More than her humor, however, it was Blanche's self-awareness that set her apart from her literary doppelgangers. Sure, she could be superficially and supremely unaware (Blanche: For the first time in my life, I feel over forty. Dorothy: You know why that is honey? Because you're over fifty). But there was always the sense that this subterfuge was just a diversion; when it really mattered, Blanche knew the score.
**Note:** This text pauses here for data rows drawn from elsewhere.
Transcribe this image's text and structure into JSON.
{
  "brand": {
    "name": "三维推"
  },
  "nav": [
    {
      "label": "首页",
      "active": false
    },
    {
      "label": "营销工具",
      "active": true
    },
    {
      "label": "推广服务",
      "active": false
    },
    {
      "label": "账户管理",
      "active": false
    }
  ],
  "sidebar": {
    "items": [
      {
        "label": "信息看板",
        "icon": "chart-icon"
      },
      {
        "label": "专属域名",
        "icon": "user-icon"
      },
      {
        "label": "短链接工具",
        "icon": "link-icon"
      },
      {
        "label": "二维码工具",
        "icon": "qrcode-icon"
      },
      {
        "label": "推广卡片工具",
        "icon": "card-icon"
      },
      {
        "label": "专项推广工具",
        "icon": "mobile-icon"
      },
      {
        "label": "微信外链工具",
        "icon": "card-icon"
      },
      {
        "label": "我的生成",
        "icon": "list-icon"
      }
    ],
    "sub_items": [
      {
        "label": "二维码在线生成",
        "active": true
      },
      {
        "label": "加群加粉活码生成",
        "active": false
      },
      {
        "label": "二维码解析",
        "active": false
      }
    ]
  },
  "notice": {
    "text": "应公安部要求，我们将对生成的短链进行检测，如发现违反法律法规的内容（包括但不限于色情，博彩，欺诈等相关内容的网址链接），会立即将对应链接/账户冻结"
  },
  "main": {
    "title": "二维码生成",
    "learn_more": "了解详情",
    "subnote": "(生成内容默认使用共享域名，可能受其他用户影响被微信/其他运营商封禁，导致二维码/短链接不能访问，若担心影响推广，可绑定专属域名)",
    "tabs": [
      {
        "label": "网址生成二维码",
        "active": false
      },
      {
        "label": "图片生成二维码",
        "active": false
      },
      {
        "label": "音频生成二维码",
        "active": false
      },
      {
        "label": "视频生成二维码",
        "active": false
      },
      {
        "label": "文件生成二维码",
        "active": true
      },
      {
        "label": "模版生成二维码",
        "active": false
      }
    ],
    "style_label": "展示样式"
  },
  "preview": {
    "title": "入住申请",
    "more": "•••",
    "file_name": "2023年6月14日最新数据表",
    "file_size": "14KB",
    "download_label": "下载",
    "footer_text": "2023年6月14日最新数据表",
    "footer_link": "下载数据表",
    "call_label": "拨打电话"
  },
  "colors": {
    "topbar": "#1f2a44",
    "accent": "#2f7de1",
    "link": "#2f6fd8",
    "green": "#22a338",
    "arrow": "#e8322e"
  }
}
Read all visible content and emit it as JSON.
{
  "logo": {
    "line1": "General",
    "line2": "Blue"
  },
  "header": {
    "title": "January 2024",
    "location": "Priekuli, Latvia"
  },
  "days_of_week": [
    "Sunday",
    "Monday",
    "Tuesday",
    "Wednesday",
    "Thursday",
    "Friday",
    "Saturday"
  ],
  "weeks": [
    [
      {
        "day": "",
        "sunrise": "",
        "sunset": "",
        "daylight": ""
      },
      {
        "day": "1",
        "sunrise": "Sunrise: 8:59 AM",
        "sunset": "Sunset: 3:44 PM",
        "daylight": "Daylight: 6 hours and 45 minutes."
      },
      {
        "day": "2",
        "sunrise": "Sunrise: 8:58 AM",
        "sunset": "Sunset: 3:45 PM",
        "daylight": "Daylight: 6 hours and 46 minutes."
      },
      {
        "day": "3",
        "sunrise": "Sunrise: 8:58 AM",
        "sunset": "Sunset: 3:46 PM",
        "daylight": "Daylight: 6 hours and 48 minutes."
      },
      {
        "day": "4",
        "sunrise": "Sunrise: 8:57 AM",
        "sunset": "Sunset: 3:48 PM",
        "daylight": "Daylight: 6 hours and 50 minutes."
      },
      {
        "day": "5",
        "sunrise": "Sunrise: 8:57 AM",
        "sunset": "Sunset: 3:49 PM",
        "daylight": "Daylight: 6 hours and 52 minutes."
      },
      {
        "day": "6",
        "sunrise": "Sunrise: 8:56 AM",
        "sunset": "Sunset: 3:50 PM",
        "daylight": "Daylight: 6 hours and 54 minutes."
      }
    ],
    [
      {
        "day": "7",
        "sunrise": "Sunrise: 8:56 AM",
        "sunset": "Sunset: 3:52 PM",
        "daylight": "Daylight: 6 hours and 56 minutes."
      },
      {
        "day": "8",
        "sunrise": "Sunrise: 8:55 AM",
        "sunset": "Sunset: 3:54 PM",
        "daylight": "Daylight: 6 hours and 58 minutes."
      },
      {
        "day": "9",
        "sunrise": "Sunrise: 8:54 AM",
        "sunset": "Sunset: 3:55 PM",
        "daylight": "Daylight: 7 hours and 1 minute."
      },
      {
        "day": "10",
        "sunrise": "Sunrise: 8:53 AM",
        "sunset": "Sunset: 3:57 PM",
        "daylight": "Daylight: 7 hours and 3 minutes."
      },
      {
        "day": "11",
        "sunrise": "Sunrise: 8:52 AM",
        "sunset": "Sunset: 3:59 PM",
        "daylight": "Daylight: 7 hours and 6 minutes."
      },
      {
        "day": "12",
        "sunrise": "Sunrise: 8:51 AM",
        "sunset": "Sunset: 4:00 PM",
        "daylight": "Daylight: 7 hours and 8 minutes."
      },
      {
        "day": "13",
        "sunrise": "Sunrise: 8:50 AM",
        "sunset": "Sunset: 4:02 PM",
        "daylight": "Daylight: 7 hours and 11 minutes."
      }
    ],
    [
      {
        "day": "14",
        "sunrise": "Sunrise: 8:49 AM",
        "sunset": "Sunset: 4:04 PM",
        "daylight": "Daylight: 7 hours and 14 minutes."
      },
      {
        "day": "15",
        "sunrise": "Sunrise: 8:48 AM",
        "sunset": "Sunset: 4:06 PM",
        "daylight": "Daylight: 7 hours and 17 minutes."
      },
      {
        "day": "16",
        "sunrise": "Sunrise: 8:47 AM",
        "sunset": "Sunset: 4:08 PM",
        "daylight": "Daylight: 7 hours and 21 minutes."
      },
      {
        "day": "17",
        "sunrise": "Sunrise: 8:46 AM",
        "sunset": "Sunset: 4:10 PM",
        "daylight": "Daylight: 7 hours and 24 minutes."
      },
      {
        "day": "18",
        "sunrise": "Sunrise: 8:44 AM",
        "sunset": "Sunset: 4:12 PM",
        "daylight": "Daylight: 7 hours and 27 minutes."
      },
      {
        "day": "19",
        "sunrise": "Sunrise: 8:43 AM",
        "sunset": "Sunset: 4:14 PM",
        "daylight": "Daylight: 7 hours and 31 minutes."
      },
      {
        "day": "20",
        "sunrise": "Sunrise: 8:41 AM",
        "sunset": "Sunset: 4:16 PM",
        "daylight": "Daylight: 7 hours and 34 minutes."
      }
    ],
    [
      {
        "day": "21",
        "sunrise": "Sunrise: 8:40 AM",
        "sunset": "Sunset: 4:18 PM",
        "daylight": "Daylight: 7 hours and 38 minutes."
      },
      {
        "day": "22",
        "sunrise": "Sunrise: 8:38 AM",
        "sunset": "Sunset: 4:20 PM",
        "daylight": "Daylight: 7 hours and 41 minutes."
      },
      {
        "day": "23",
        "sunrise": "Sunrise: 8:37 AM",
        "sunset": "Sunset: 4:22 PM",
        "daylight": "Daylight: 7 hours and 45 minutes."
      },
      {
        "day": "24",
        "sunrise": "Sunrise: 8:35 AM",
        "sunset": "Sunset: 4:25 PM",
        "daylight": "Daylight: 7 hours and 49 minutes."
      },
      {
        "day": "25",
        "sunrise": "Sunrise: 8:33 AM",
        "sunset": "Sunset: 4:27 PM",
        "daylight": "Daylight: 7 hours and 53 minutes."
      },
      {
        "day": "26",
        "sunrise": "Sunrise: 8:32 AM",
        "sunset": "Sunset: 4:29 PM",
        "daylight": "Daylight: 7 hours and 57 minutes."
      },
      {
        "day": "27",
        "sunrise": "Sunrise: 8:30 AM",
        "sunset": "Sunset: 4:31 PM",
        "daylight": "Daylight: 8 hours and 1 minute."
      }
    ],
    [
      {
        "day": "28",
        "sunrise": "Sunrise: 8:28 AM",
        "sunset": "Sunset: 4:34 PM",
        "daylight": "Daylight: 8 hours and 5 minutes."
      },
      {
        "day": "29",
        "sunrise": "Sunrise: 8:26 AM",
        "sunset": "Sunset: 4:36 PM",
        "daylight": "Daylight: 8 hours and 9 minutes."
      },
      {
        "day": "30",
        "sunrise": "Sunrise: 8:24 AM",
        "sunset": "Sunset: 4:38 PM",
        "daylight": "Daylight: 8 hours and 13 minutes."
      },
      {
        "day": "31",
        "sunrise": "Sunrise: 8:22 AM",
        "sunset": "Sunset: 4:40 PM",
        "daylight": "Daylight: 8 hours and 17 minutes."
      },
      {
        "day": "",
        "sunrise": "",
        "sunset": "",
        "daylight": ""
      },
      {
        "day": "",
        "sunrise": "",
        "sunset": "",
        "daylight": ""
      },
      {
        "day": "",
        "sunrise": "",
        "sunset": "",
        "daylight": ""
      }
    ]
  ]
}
In a landmark (and hysterical) scene, she advises the girls -about to head on a romantic cruise with their respective boyfriends - that they need to bring "protection". In the drugstore, after comical misunderstandings occur, Blanche grabs the loudspeaker and sets the judgemental onlookers straight. (http://www.youtube.com/watch?v=6kOewRGhtx8) Later, we see more of this characteristic when she counsels Rose, anxious while awaiting the results of an HIV test. Confessing that she was concerned by her checkered sexual history, she had secretly undergone the testing process, and dealt with the anxiety of waiting for the results by acting "like a real bitch" to everyone around her ("No wonder we never knew" a surprised Rose answers). This all seems tame today, but in the late 1980s it was groundbreaking. Most telling, however, were the moments when she confessed that her tall tales of myriad sexual conquest were just that: tales she told to help deal with the loneliness she often felt since her husband died. (In contrast, octogenarian Sophia was caught in flagrate delicto more times than any other character on the show). For Blanche, the the implication of being a wanton was all that was needed.

These moments of touching self-analysis were naturally set up to contrast the other, less astute observations she often made about herself (I was once told I bore a striking resemblance to Cheryl Ladd... but my bosoms are perkier) which were usually deflated by a non-plussed Dorothy (Not even if you were hanging upside down on a trapeze!) which leaves Blanche humorously unfazed. Because, most importantly, the character of Blanche was imbued with great humor...about herself, as well as others. And it is in those classic moments, that Blanche will live forever:

Blanche: I do love the rain so. It reminds me of my first kiss
Dorothy: Your first kiss was in the rain
Blanche: No, it was in the shower

It's like when I say 'Men are blinded by my beauty'. They're not really blinded. They get their sight back in a day or two.

It's a curse. My beauty has always been a curse. I'm sorry, Dorothy, but like the fatal blossom of the graceful Jimpson weed, I entice with my fragrance but can provide no suckle.

But perhaps it was in the show's penultimate two-part episode, that Blanche showed her true, loving heart...and humor. As Rose is readied for open heart surgery, Blanche makes a heartfelt prayer for her friend's survival, offering up the ultimate sacrifice:

Dear God. You have given me a lot to be thankful for...my wonderful children, my health. A beautiful body, legs to die for...a face that is stunningly sexy and yet has the innocence of a child...anyway, Dear God, I do have a favor to ask. If you could please spare my friend, Rose. Now I know I haven't been perfect, but if you could just let her live, I will try and be a better person...and I promise, I will not have sex with anyone...unless they really--REALLY need it. Amen

Thank you, Rue. We really REALLY did.